Oracle and the EU are escalating their legal battle over the Sun acquisition. The EU took the first step towards blocking the merger Monday with a formal Statement of Objections
. Oracle immediately responded with a statement
of its own, saying the EU has a "profound misunderstanding" about competition in the database market and "open source dynamics". Sources expected
the objection to come soon after Oracle, led by CEO, Larry Ellison, refused to give up the MySQL database in the merger. The company says it will "vigorously oppose" the EU's Statement of Objections.
Oracle's release pointedly states "It is well understood by those knowledgeable about open source software that because MySQL is open source, it cannot be controlled by anyone. That is the whole point of open source." According to Oracle, there are many competitors in the database market. It mentions IBM, Microsoft, and Sybase but does not name any open source competitors besides MySQL. Oracle adds that the Sun acquisition is "essential" to competiton in the server market and the continued strength of the Java development platform.
The Statement of Objections confirms previous reports
indicating that MySQL is the only barrier standing in the way of a Sun-Oracle merger. The EU wants to make sure that the increasingly popular open source systems continue to provide an alternative to commercial alternatives. "The Commission has an obligation to ensure that customers would not face reduced choice or higher prices as a result of this takeover," said
Neelie Kroes, competition commissioner of the European Commission.
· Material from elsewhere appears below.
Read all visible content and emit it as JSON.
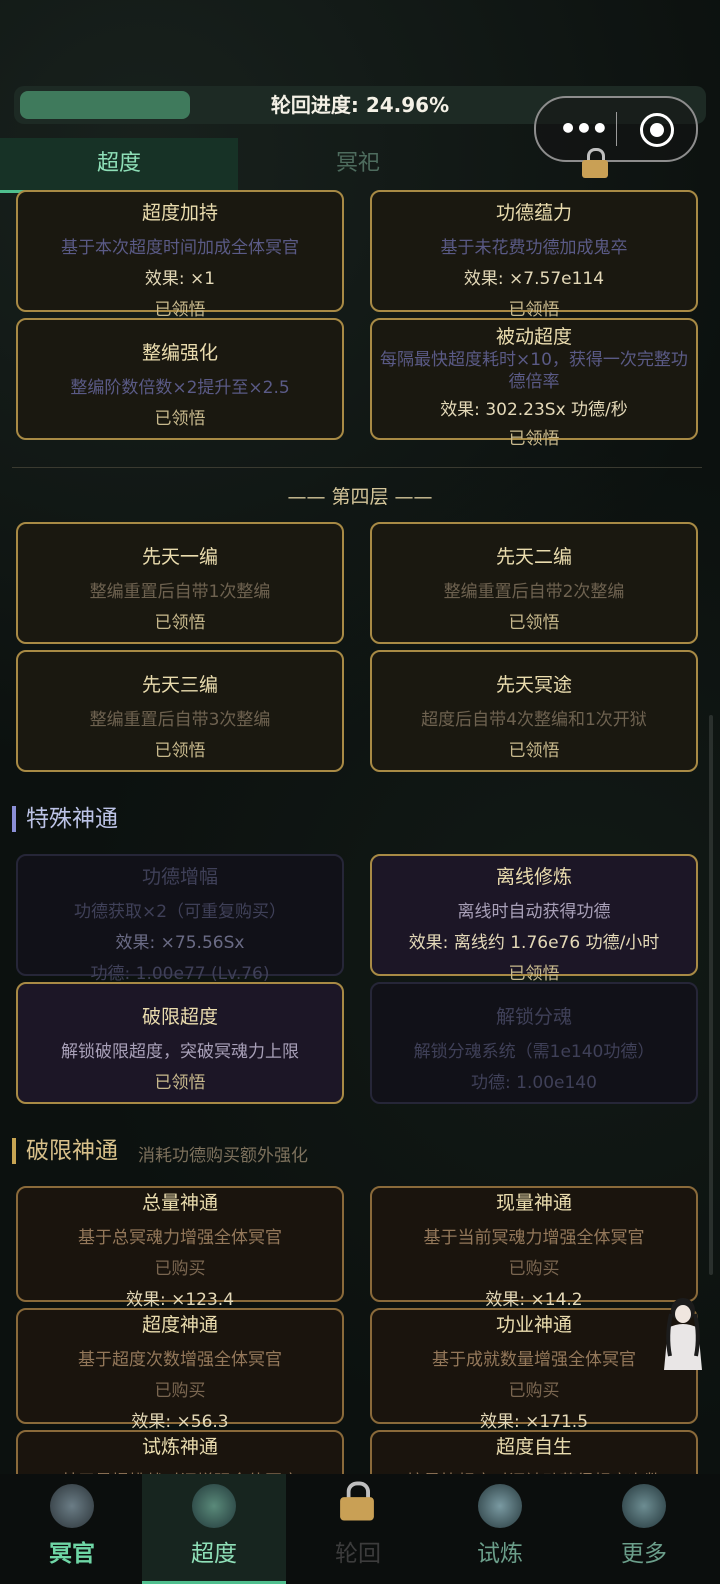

The US Department of Justice also issued a statement
in response to the EU's objection. The statement reiterates the department's reasons for approving the merger saying that customers would still have a variety of open source and proprietary database products to choose from. "The department also concluded that there is a large community of developers and users of Sun's open source database with significant expertise in maintaining and improving the software, and who could support a derivative version of it," said Attorney General Molly Boast of the Justice Department's Antitrust Division.